Personal information
- National team: United States
- Born: April 26, 2004 (age 22)

Sport
- Sport: Swimming
- Strokes: Backstroke, Breaststroke
- College team: University of Texas at Austin

Medal record
Men's swimming
Representing the United States
Pan Pacific Championships
| Gold medal – first place | 2026 Irvine | 4×100 m mixed medley |
| Gold medal – first place | 2026 Irvine | 4×100 m medley |
| Silver medal – second place | 2026 Irvine | 100 m backstroke |
| Bronze medal – third place | 2026 Irvine | 50 m backstroke |
World University Games
| Gold medal – first place | 2025 Rhine-Ruhr | 4x100 m medley |
| Gold medal – first place | 2025 Rhine-Ruhr | 4x100 m mixed medley |
| Silver medal – second place | 2025 Rhine-Ruhr | 100 m backstroke |

= Will Modglin =

American swimmer (born 2004)

Will Modglin (born April 26, 2004) is an American swimmer. He currently competes at the collegiate level for the Texas Longhorns.

==Early life and education==
Modglin was born to Chris and Michele Modglin, and has two brothers, Sanders and Coleman. He attended Zionsville Community High School in Zionsville, Indiana.

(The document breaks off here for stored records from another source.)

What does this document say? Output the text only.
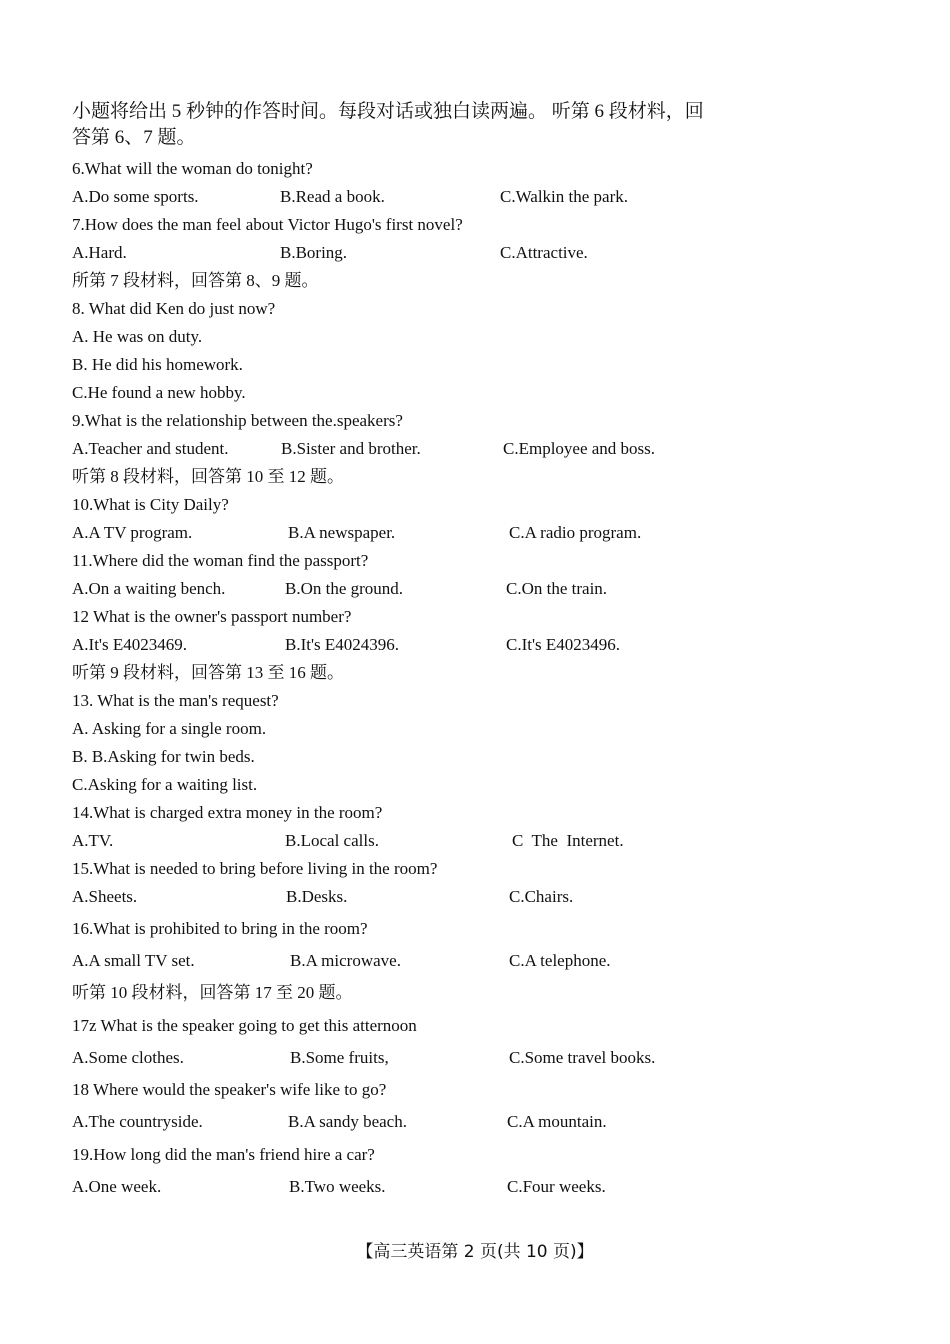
小题将给出 5 秒钟的作答时间。每段对话或独白读两遍。 听第 6 段材料，回
答第 6、7 题。
6.What will the woman do tonight?
A.Do some sports.	B.Read a book.	C.Walkin the park.
7.How does the man feel about Victor Hugo's first novel?
A.Hard.	B.Boring.	C.Attractive.
所第 7 段材料，回答第 8、9 题。
8. What did Ken do just now?
A. He was on duty.
B. He did his homework.
C.He found a new hobby.
9.What is the relationship between the.speakers?
A.Teacher and student.	B.Sister and brother.	C.Employee and boss.
听第 8 段材料，回答第 10 至 12 题。
10.What is City Daily?
A.A TV program.	B.A newspaper.	C.A radio program.
11.Where did the woman find the passport?
A.On a waiting bench.	B.On the ground.	C.On the train.
12 What is the owner's passport number?
A.It's E4023469.	B.It's E4024396.	C.It's E4023496.
听第 9 段材料，回答第 13 至 16 题。
13. What is the man's request?
A. Asking for a single room.
B. B.Asking for twin beds.
C.Asking for a waiting list.
14.What is charged extra money in the room?
A.TV.	B.Local calls.	C  The  Internet.
15.What is needed to bring before living in the room?
A.Sheets.	B.Desks.	C.Chairs.
16.What is prohibited to bring in the room?
A.A small TV set.	B.A microwave.	C.A telephone.
听第 10 段材料，回答第 17 至 20 题。
17z What is the speaker going to get this atternoon
A.Some clothes.	B.Some fruits,	C.Some travel books.
18 Where would the speaker's wife like to go?
A.The countryside.	B.A sandy beach.	C.A mountain.
19.How long did the man's friend hire a car?
A.One week.	B.Two weeks.	C.Four weeks.
【高三英语第 2 页(共 10 页)】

He was named the 2023 USA Today High School Swimmer of the Year and the No. 1 recruit in the class of 2023.

==Career==
Modglin swims collegiately for the Texas Longhorns. During his freshman year he won the 100 back consolation final at the NCAA Championships, breaking the Big 12 record with a time of 44.20. He also earned honorable mention All-American honors in the 200 back, 200 medley relay and 400 free relay. He was subsequently named the Big 12 Newcomer of the Year. During the 2025 NCAA Division I Men's Swimming and Diving Championships, he helped Texas win the 200 medley relay with a program record time of 1:20.28. In November 2025, he competed at the Texas Hall of Fame Invitational and broke the American record with a 43.26 swim in the 100-yard backstroke.

In August 2026, he competed at the 2026 Pan Pacific Swimming Championships and won a gold medal in the 4 × 100 meter mixed medley with a world record time of 3:36.70. He led off the Americans with a 53.40 backstroke split. This was three hundredths off his 100 meter backstroke finals time of 53.37, but still put the United States in the overall lead.